ON THE ROAD
DIRECTED BY Walter Salles
STARS Sam Riley, Garrett Hedlund
ON THE ROAD, AGAIN: Jack Kerouac's classic novel has been brought back in the form of a disappointing movie starring Sam Riley (left) and Garrett Hedlund. (IFC Films & Sundance Selects)
There was enough of a hint of all that jazz to director Walter Salles' 2004 effort The Motorcycle Diaries, a look at the early years of Che Guevara, to signal that he might have been the proper person to tackle On the Road, the screen adaptation of Jack Kerouac's landmark novel. Instead, this look at the Beat generation ends up missing too many of its own beats to ever succeed. Enlisting his Motorcycle writer Jose Rivera as his accomplice, Salles approaches Kerouac's raw, restless and spontaneous work in such a staid and conservative manner that the movie might as well be a lesser Merchant-Ivory production from the team's late-'90s period of decline.

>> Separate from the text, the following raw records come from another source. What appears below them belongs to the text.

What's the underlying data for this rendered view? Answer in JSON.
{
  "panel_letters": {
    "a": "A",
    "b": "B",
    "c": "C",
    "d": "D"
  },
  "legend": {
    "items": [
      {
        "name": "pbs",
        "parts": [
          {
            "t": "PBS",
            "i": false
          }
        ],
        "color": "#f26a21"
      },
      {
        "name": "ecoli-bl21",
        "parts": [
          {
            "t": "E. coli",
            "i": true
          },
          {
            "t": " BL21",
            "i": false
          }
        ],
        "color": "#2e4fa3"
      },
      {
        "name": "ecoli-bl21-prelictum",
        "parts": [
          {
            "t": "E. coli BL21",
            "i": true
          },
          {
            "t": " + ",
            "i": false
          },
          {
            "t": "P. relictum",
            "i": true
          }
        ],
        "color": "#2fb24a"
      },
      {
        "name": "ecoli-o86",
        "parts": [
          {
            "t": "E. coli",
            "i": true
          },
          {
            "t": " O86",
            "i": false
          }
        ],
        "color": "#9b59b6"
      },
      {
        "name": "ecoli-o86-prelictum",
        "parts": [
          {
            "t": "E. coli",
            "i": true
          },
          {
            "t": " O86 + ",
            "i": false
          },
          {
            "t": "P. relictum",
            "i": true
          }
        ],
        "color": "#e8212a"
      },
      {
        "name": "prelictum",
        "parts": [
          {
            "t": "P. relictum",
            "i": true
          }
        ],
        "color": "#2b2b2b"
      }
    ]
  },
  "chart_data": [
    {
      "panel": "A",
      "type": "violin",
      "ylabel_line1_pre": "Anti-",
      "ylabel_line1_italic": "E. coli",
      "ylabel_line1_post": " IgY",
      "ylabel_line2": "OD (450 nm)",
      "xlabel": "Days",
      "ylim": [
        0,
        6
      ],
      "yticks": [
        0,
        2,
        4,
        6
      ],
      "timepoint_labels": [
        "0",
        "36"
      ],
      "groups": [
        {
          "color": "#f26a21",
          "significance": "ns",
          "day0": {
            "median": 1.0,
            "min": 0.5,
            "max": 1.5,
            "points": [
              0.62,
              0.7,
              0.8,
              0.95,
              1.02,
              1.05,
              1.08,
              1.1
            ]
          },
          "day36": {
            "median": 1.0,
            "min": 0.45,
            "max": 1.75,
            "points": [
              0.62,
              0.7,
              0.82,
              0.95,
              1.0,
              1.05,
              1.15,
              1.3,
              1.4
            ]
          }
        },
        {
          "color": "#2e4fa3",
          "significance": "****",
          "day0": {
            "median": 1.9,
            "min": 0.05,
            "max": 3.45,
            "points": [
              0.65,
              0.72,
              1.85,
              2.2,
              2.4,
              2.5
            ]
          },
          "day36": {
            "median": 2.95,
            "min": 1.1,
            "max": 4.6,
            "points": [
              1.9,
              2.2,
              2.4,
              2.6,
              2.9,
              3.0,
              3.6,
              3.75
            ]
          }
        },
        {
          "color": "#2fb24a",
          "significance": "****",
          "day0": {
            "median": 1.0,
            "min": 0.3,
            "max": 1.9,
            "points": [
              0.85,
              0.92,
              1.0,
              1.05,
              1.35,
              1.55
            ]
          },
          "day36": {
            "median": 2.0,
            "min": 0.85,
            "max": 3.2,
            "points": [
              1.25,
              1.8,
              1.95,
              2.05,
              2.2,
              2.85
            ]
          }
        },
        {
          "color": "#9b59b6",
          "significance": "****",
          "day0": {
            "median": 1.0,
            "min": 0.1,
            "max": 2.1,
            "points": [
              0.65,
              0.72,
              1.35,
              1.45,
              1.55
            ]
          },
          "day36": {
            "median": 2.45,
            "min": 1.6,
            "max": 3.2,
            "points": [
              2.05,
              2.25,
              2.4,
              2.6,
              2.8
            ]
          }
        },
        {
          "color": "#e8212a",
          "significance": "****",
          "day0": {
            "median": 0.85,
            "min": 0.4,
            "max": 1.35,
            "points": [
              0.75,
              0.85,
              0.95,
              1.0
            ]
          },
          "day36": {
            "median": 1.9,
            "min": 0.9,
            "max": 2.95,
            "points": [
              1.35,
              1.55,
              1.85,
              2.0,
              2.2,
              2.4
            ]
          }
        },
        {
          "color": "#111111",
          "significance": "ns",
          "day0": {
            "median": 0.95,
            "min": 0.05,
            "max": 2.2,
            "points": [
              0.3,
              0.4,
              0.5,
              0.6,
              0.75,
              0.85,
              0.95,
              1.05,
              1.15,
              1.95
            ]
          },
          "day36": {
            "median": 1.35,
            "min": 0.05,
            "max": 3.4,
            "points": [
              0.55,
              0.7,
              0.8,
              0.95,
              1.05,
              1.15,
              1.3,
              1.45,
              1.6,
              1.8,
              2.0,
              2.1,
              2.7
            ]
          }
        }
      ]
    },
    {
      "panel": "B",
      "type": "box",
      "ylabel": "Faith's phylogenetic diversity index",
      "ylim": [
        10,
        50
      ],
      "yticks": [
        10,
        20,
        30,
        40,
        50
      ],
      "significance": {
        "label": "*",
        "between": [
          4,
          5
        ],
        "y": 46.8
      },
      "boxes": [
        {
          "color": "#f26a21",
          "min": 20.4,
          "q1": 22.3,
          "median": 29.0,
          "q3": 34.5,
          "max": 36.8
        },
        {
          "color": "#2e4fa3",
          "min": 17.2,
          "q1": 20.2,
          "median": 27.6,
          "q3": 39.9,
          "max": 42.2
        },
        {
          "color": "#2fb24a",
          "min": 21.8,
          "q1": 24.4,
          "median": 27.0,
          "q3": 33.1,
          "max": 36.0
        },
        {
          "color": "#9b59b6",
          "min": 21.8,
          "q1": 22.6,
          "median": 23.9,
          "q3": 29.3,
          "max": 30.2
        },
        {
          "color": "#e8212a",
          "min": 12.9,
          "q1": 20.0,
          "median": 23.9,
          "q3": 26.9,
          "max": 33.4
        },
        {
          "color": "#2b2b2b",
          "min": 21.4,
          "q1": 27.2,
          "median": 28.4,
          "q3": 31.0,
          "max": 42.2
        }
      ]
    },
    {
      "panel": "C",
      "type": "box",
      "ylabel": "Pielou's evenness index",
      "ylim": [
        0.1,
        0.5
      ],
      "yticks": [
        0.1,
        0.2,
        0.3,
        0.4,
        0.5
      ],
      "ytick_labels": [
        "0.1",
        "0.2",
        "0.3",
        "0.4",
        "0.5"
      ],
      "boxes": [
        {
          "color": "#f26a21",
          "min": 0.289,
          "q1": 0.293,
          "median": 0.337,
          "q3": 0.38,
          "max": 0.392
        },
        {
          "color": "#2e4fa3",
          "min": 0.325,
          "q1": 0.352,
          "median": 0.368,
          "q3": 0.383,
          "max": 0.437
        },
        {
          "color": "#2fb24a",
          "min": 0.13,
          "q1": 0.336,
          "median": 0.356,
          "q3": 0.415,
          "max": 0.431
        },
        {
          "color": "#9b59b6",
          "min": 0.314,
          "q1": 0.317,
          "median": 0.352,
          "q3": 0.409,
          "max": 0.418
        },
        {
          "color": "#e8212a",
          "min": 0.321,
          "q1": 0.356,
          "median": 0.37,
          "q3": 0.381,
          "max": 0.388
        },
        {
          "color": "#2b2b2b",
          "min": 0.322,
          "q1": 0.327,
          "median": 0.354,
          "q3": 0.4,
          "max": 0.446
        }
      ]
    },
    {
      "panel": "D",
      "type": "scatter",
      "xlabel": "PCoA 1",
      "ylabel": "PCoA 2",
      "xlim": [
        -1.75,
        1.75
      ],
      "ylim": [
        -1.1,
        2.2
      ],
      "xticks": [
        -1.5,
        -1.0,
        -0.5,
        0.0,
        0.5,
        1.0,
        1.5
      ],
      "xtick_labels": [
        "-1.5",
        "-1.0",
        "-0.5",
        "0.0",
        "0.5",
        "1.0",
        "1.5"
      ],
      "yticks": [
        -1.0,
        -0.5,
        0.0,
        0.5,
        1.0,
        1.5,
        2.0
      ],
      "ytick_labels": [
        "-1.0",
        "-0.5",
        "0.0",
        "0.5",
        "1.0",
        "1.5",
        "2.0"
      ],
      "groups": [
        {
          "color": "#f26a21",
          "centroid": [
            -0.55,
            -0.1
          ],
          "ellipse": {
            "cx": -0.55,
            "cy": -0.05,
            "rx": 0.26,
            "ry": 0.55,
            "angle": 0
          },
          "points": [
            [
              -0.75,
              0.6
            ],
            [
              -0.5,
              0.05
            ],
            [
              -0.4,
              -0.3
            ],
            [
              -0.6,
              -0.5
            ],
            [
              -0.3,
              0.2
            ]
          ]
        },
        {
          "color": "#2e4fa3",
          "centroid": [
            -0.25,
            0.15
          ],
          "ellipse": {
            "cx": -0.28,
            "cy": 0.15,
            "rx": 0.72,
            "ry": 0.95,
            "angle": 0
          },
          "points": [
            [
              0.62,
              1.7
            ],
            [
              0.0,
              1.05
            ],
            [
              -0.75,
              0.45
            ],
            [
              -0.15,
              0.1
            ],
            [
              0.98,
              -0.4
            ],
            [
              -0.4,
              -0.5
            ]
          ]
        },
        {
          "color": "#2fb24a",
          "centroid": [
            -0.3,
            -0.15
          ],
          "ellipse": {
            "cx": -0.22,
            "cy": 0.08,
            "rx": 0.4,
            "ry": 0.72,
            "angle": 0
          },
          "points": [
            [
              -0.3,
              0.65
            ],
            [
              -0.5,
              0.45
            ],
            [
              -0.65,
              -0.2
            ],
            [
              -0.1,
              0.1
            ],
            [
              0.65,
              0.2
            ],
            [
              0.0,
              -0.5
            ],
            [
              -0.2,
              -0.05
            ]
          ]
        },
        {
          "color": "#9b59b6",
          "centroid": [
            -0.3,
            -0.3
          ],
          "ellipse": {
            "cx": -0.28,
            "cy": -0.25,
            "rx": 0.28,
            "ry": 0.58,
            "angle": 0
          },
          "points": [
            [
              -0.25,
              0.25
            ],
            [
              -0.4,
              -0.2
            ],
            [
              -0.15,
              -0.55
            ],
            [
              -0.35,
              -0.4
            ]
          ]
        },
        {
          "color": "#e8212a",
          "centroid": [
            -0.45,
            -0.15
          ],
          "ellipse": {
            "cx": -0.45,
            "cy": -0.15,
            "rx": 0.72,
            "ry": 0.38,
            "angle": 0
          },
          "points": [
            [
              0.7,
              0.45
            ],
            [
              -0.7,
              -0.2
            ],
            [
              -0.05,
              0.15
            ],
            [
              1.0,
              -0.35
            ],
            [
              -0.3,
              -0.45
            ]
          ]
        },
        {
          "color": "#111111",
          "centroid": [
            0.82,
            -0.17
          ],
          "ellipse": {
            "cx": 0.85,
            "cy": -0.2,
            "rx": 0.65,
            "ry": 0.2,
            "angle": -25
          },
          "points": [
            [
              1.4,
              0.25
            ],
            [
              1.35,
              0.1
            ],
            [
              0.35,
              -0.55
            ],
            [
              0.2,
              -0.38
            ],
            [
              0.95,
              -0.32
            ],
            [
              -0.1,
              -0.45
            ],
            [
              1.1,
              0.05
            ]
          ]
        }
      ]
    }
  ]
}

Sam Riley and Garrett Hedlund deliver underwhelming performances in the two roles that simply must engage audiences from the get-go. Riley is aspiring writer Sal Paradise (the character based on Kerouac himself), who longs for the freedom of the open road; Hedlund is irresponsible hedonist Dean Moriarty (aka Neal Cassady), who joins him on many of his cross-country adventures. Salles and Rivera chart the men's encounters in acceptable vignette fashion, but there's very little sense of the thrill of discovery in what's presented on screen, with the filmmakers dutifully checking off each CliffsNotes highlight before moving forward. I wonder what a director like David Cronenberg might have brought to the party; his whacked-out 1991 version of William S. Burroughs' Naked Lunch wasn't a complete success, but it exhibited a go-for-broke strategy that's sadly missing in On the Road.
Speaking of Burroughs, he appears here in the form of junkie-poet Old Bull Lee, played with the proper measure of eccentricity by Viggo Mortensen. And while it's open season on Kristen Stewart these days, with the put-upon actress having to contend with hatred generally reserved for al-Qaeda operatives, she's just fine in her too-few scenes as Dean's first wife, the teenage Marylou; ditto for Kirsten Dunst as Dean's second wife, Camille, Amy Adams as Old Bull Lee's spouse, and Steve Buscemi as one of the bisexual Dean's johns. These supporting players all add color and dimension to an otherwise sterile piece, not unlike interesting footnotes found peppering the pages of a dull college textbook.